Most importantly, Horner appeared to have the support of the Senate Education Committee — especially Tokuda — that nonetheless felt compelled to ask Horner directly about the accusations made against him. (A fifth member, Russell Ruderman, did not attend Wednesday’s hearing.)
Under questioning from Sam Slom, Horner denied that he failed to disclose all of his affiliations when he was first named to the board in 2011, and said he was not aware of any association between New Hope Church and Transformation Hawaii, a group that aims to instill God in government.
Horner also said that he did not recall ever using the words “shuckin’ and jivin’,” and that if he somehow did say those words, he apologized and promised never to use them again.
Security was present in case the Don Horner hearing got out of hand.
Nor had Horner imposed his religious views on his BOE work, he said, or denied other people’s right to speak freely at meetings or to the board.
He pointed out that the BOE had little control over the controversial Pono Choices sexual education curriculum used by some schools, and said he expects the abstinence-based program to be retained. (A review of the program by the DOE is expected soon.)
Horner also said the BOE had no control over the renting of school facilities to outside groups, including New Hope churches, something that has been the subject of lawsuits. The idea that he was some sort of “inside agent” doing New Hope’s bidding had no basis in fact, he said.

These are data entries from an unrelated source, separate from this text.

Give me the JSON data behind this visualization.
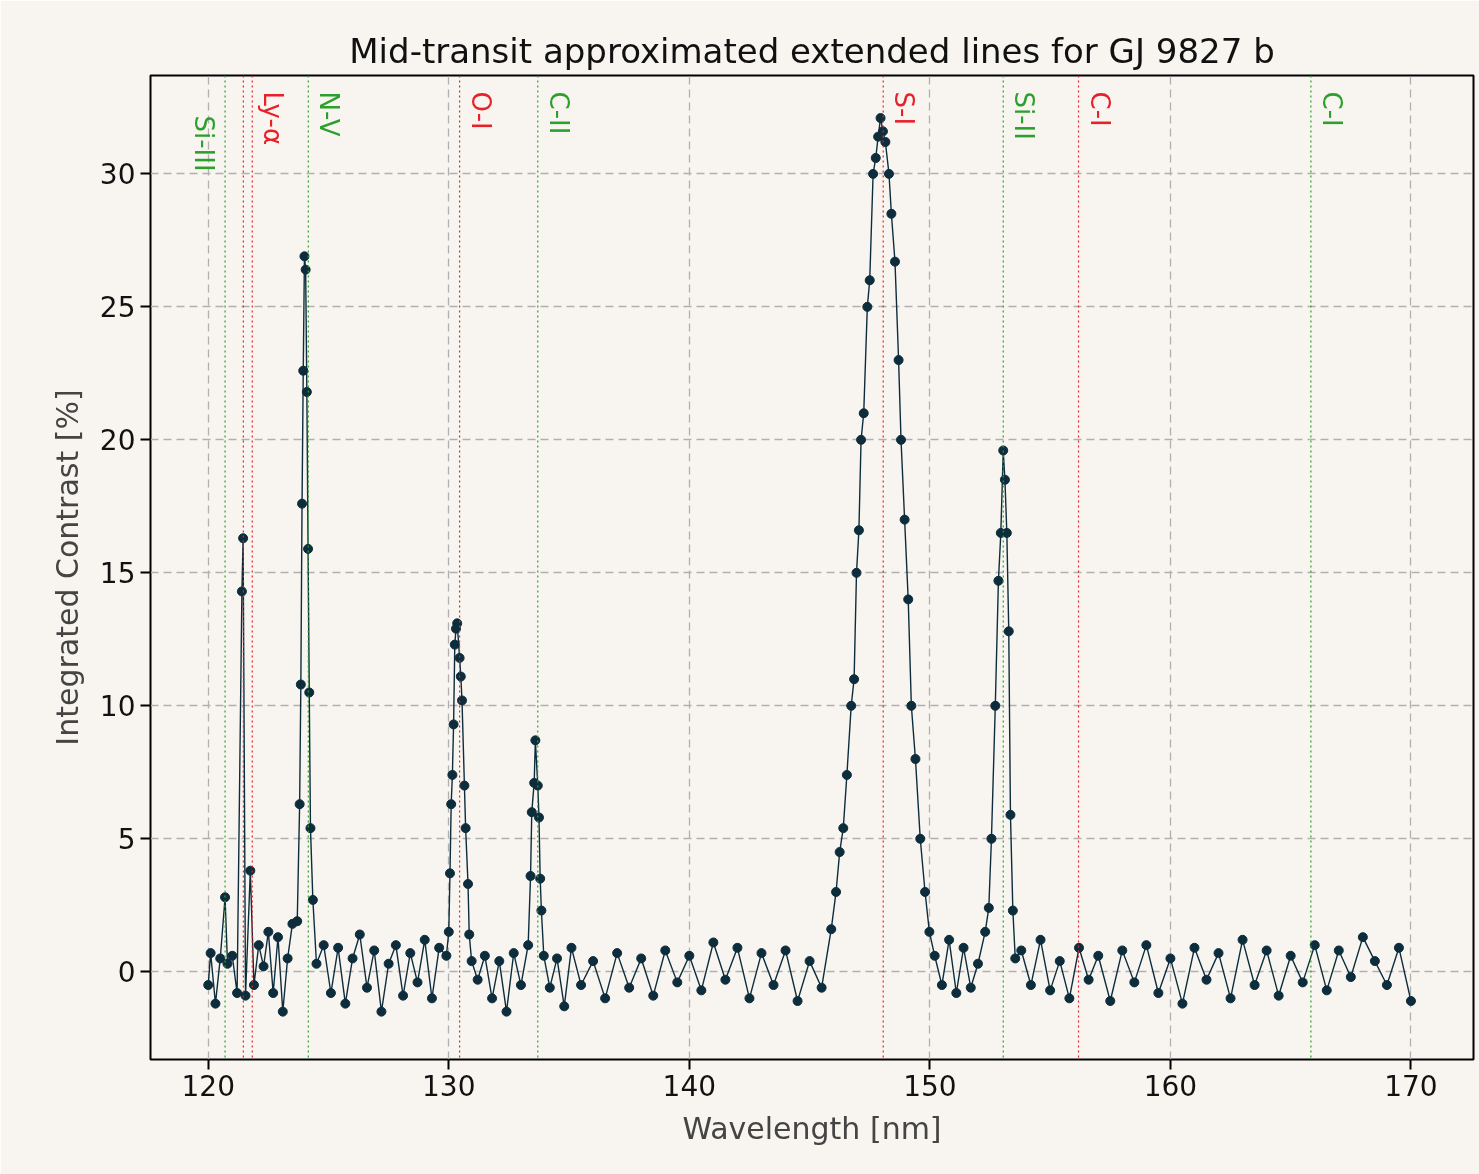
{
  "chart_data": {
    "type": "line",
    "title": "Mid-transit approximated extended lines for GJ 9827 b",
    "xlabel": "Wavelength [nm]",
    "ylabel": "Integrated Contrast [%]",
    "xlim": [
      117.6,
      172.6
    ],
    "ylim": [
      -3.3,
      33.7
    ],
    "xticks": [
      120,
      130,
      140,
      150,
      160,
      170
    ],
    "yticks": [
      0,
      5,
      10,
      15,
      20,
      25,
      30
    ],
    "grid": true,
    "marker": "circle",
    "line_style": "solid",
    "series": [
      {
        "color": "#0d2d3c",
        "x": [
          120.0,
          120.1,
          120.3,
          120.5,
          120.7,
          120.8,
          121.0,
          121.2,
          121.4,
          121.45,
          121.55,
          121.75,
          121.9,
          122.1,
          122.3,
          122.5,
          122.7,
          122.9,
          123.1,
          123.3,
          123.5,
          123.7,
          123.8,
          123.85,
          123.9,
          123.95,
          124.0,
          124.05,
          124.1,
          124.15,
          124.2,
          124.25,
          124.35,
          124.5,
          124.8,
          125.1,
          125.4,
          125.7,
          126.0,
          126.3,
          126.6,
          126.9,
          127.2,
          127.5,
          127.8,
          128.1,
          128.4,
          128.7,
          129.0,
          129.3,
          129.6,
          129.9,
          130.0,
          130.05,
          130.1,
          130.15,
          130.2,
          130.25,
          130.3,
          130.35,
          130.45,
          130.5,
          130.55,
          130.65,
          130.7,
          130.8,
          130.85,
          130.95,
          131.2,
          131.5,
          131.8,
          132.1,
          132.4,
          132.7,
          133.0,
          133.3,
          133.4,
          133.45,
          133.55,
          133.6,
          133.7,
          133.75,
          133.8,
          133.85,
          133.95,
          134.2,
          134.5,
          134.8,
          135.1,
          135.5,
          136.0,
          136.5,
          137.0,
          137.5,
          138.0,
          138.5,
          139.0,
          139.5,
          140.0,
          140.5,
          141.0,
          141.5,
          142.0,
          142.5,
          143.0,
          143.5,
          144.0,
          144.5,
          145.0,
          145.5,
          145.9,
          146.1,
          146.25,
          146.4,
          146.55,
          146.73,
          146.85,
          146.95,
          147.05,
          147.14,
          147.25,
          147.4,
          147.5,
          147.64,
          147.75,
          147.85,
          147.95,
          148.05,
          148.15,
          148.3,
          148.4,
          148.55,
          148.7,
          148.8,
          148.95,
          149.1,
          149.23,
          149.4,
          149.6,
          149.8,
          149.98,
          150.2,
          150.5,
          150.8,
          151.1,
          151.4,
          151.7,
          152.0,
          152.3,
          152.45,
          152.56,
          152.72,
          152.85,
          152.95,
          153.05,
          153.12,
          153.2,
          153.28,
          153.35,
          153.45,
          153.55,
          153.8,
          154.2,
          154.6,
          155.0,
          155.4,
          155.8,
          156.2,
          156.6,
          157.0,
          157.5,
          158.0,
          158.5,
          159.0,
          159.5,
          160.0,
          160.5,
          161.0,
          161.5,
          162.0,
          162.5,
          163.0,
          163.5,
          164.0,
          164.5,
          165.0,
          165.5,
          166.0,
          166.5,
          167.0,
          167.5,
          168.0,
          168.5,
          169.0,
          169.5,
          170.0
        ],
        "values": [
          -0.5,
          0.7,
          -1.2,
          0.5,
          2.8,
          0.3,
          0.6,
          -0.8,
          14.3,
          16.3,
          -0.9,
          3.8,
          -0.5,
          1.0,
          0.2,
          1.5,
          -0.8,
          1.3,
          -1.5,
          0.5,
          1.8,
          1.9,
          6.3,
          10.8,
          17.6,
          22.6,
          26.9,
          26.4,
          21.8,
          15.9,
          10.5,
          5.4,
          2.7,
          0.3,
          1.0,
          -0.8,
          0.9,
          -1.2,
          0.5,
          1.4,
          -0.6,
          0.8,
          -1.5,
          0.3,
          1.0,
          -0.9,
          0.7,
          -0.4,
          1.2,
          -1.0,
          0.9,
          0.6,
          1.5,
          3.7,
          6.3,
          7.4,
          9.3,
          12.3,
          12.9,
          13.1,
          11.8,
          11.1,
          10.2,
          7.0,
          5.4,
          3.3,
          1.4,
          0.4,
          -0.3,
          0.6,
          -1.0,
          0.4,
          -1.5,
          0.7,
          -0.5,
          1.0,
          3.6,
          6.0,
          7.1,
          8.7,
          7.0,
          5.8,
          3.5,
          2.3,
          0.6,
          -0.6,
          0.5,
          -1.3,
          0.9,
          -0.5,
          0.4,
          -1.0,
          0.7,
          -0.6,
          0.5,
          -0.9,
          0.8,
          -0.4,
          0.6,
          -0.7,
          1.1,
          -0.3,
          0.9,
          -1.0,
          0.7,
          -0.5,
          0.8,
          -1.1,
          0.4,
          -0.6,
          1.6,
          3.0,
          4.5,
          5.4,
          7.4,
          10.0,
          11.0,
          15.0,
          16.6,
          20.0,
          21.0,
          25.0,
          26.0,
          30.0,
          30.6,
          31.4,
          32.1,
          31.6,
          31.2,
          30.0,
          28.5,
          26.7,
          23.0,
          20.0,
          17.0,
          14.0,
          10.0,
          8.0,
          5.0,
          3.0,
          1.5,
          0.6,
          -0.5,
          1.2,
          -0.8,
          0.9,
          -0.6,
          0.3,
          1.5,
          2.4,
          5.0,
          10.0,
          14.7,
          16.5,
          19.6,
          18.5,
          16.5,
          12.8,
          5.9,
          2.3,
          0.5,
          0.8,
          -0.5,
          1.2,
          -0.7,
          0.4,
          -1.0,
          0.9,
          -0.3,
          0.6,
          -1.1,
          0.8,
          -0.4,
          1.0,
          -0.8,
          0.5,
          -1.2,
          0.9,
          -0.3,
          0.7,
          -1.0,
          1.2,
          -0.5,
          0.8,
          -0.9,
          0.6,
          -0.4,
          1.0,
          -0.7,
          0.8,
          -0.2,
          1.3,
          0.4,
          -0.5,
          0.9,
          -1.1
        ]
      }
    ],
    "ref_lines": [
      {
        "axis": "x",
        "value": 120.7,
        "label": "Si-III",
        "color": "#2ca02c",
        "line_style": "dotted"
      },
      {
        "axis": "x",
        "value": 121.46,
        "label": null,
        "color": "#e8202a",
        "line_style": "dotted"
      },
      {
        "axis": "x",
        "value": 121.83,
        "label": "Ly-α",
        "color": "#e8202a",
        "line_style": "dotted"
      },
      {
        "axis": "x",
        "value": 124.16,
        "label": "N-V",
        "color": "#2ca02c",
        "line_style": "dotted"
      },
      {
        "axis": "x",
        "value": 130.45,
        "label": "O-I",
        "color": "#e8202a",
        "line_style": "dotted"
      },
      {
        "axis": "x",
        "value": 133.7,
        "label": "C-II",
        "color": "#2ca02c",
        "line_style": "dotted"
      },
      {
        "axis": "x",
        "value": 148.06,
        "label": "S-I",
        "color": "#e8202a",
        "line_style": "dotted"
      },
      {
        "axis": "x",
        "value": 153.05,
        "label": "Si-II",
        "color": "#2ca02c",
        "line_style": "dotted"
      },
      {
        "axis": "x",
        "value": 156.18,
        "label": "C-I",
        "color": "#e8202a",
        "line_style": "dotted"
      },
      {
        "axis": "x",
        "value": 165.84,
        "label": "C-I",
        "color": "#2ca02c",
        "line_style": "dotted"
      }
    ]
  }
}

Slom asked Horner if he wanted to respond to the charge that he is a religious bigot. Horner declined, saying, “No, sir. I have chosen to be in the public square, and the public has a right to judge. But I ask that they judge with asking rather than just assuming.”
What Horner had accomplished on his three years on the board, he said, was to “crystallize” a strategic plan for schools that is currently being implemented.
“There were lots of chefs in the kitchen before,” said Horner. “We now have clarity and purpose and are moving forward.”
At one point, Slom reminded Horner that when he was appointed to his first term in 2011, there was no public outcry.
“Everyone thought you were walking on water,” Slom said, perhaps aware of the religious analogy.
“No deed goes unpunished,” Horner replied.